The discrepancies can be explained by the different ownership structure of the water companies in England, Wales and Scotland. While England's water industry was sold off to the private sector by the Conservative government in 1989, Scotland's stayed in full public ownership. Scottish Water, with no pressure to provide dividends to shareholders or reward wealthy investors, not only charges lower prices to its users than English companies, it has also recently announced that its price freeze, introduced in 2009, will continue for a fourth successive year. In Wales, Glas Cymru is a not-for-profit company limited by guarantee, set up after the collapse of the privately owned Hyder in 2001. Average household water bills in Wales in the six months to September 2010 were £4 lower than a year before.
...
Today's news surely shows that it's England which should be copying the Scottish and Welsh models and not the other way round. Water privatisation was arguably the most ideologically extreme of all the Conservative sell-offs of the 80s and 90s. Selling off water would have been regarded as completely barmy idea by the One Nation, middle-of-the-road postwar Tories like Harold Macmillan, but it became Conservative party policy under Margaret Thatcher. So thanks to the Conservatives, we in England now have our water provided by companies such as Thames Water, whose parent company Kemble Water is a subsidiary of Kemble Water Holdings Limited, which is owned by the Macquarie Group, an Australian global investment banking conglomerate. Thames Water is raising its prices by 6.7%.

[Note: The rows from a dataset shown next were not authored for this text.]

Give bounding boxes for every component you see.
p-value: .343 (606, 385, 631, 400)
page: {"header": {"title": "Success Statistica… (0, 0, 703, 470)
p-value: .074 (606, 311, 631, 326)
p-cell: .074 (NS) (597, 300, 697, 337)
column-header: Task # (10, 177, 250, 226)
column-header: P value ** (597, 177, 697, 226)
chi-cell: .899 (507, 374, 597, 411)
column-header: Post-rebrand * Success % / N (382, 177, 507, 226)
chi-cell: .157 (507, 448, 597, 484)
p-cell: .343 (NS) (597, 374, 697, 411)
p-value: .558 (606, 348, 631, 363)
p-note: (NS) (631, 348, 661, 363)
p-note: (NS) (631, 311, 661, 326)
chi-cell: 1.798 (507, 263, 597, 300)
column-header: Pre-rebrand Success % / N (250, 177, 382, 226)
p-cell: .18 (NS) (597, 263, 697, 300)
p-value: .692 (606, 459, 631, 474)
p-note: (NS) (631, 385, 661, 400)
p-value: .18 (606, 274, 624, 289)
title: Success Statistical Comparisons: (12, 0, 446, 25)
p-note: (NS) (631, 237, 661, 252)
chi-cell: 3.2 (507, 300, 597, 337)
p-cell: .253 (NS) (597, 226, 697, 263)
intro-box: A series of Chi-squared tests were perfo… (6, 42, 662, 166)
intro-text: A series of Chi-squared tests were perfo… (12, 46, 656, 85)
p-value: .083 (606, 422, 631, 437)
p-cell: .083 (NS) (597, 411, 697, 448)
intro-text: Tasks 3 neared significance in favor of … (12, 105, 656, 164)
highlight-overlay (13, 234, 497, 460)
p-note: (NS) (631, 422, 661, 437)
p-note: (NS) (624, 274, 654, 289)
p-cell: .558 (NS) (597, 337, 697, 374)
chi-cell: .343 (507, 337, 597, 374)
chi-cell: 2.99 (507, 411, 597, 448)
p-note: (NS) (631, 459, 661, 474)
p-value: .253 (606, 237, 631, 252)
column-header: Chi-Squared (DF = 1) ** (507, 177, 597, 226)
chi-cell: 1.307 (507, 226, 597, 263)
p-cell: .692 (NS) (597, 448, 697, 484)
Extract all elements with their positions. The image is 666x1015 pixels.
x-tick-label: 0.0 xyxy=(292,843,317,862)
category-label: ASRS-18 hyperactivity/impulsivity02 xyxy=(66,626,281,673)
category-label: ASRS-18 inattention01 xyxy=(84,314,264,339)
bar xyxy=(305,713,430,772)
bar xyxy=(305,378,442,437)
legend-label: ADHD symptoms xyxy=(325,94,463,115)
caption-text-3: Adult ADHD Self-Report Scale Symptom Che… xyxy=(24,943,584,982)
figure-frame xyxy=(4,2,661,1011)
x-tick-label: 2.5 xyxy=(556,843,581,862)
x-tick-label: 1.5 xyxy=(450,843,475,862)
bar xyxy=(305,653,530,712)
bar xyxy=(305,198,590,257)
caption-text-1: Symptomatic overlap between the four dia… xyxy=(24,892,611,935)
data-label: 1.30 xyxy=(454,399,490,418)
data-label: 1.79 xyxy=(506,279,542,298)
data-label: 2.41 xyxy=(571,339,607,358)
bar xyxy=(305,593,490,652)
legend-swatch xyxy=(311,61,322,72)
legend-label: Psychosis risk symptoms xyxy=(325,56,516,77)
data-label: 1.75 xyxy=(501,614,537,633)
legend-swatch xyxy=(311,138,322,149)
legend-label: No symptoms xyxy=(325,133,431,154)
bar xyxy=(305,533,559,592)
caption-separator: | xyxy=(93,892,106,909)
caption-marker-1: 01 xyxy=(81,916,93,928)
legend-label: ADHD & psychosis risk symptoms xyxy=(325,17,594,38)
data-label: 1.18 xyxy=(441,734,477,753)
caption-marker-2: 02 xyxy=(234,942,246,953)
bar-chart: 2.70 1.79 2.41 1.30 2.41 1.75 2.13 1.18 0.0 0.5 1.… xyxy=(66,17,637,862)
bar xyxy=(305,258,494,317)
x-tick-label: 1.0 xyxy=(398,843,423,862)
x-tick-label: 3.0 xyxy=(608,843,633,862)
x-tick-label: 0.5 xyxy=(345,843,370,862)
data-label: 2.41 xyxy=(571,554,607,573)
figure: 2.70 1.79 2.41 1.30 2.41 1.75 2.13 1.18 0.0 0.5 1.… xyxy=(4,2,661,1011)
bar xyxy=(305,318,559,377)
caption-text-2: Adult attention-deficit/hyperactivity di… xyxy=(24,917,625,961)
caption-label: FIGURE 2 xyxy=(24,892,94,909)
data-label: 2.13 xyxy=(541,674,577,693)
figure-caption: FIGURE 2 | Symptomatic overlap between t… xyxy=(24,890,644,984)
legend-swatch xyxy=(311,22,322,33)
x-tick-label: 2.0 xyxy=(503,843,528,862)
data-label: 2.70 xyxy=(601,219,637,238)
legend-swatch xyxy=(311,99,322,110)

Southern Water meanwhile, which is increasing charges by 8.2%, is owned by Southern Water Capital Ltd, which in 2007 was bought by a consortium led by JP Morgan Chase. JP Morgan's Chase announced profits of $4.26bn last October – something for those about to fill their kettles in Brighton or Eastbourne, to reflect on.

http://www.theguardian.com/commentisfree/2012/jan/31/renationalise-english-water


Roughly two thirds of the water supply is ultimately owned by overseas companies: https://en.wikipedia.org/wiki/United_Kingdom_water_companies (eg 'Greensands Holdings', who own Southern Water, my supplier, is owned by "Australian pension funds, a fund advised by JP Morgan Asset Management and a fund advised by UBS Global Asset Management".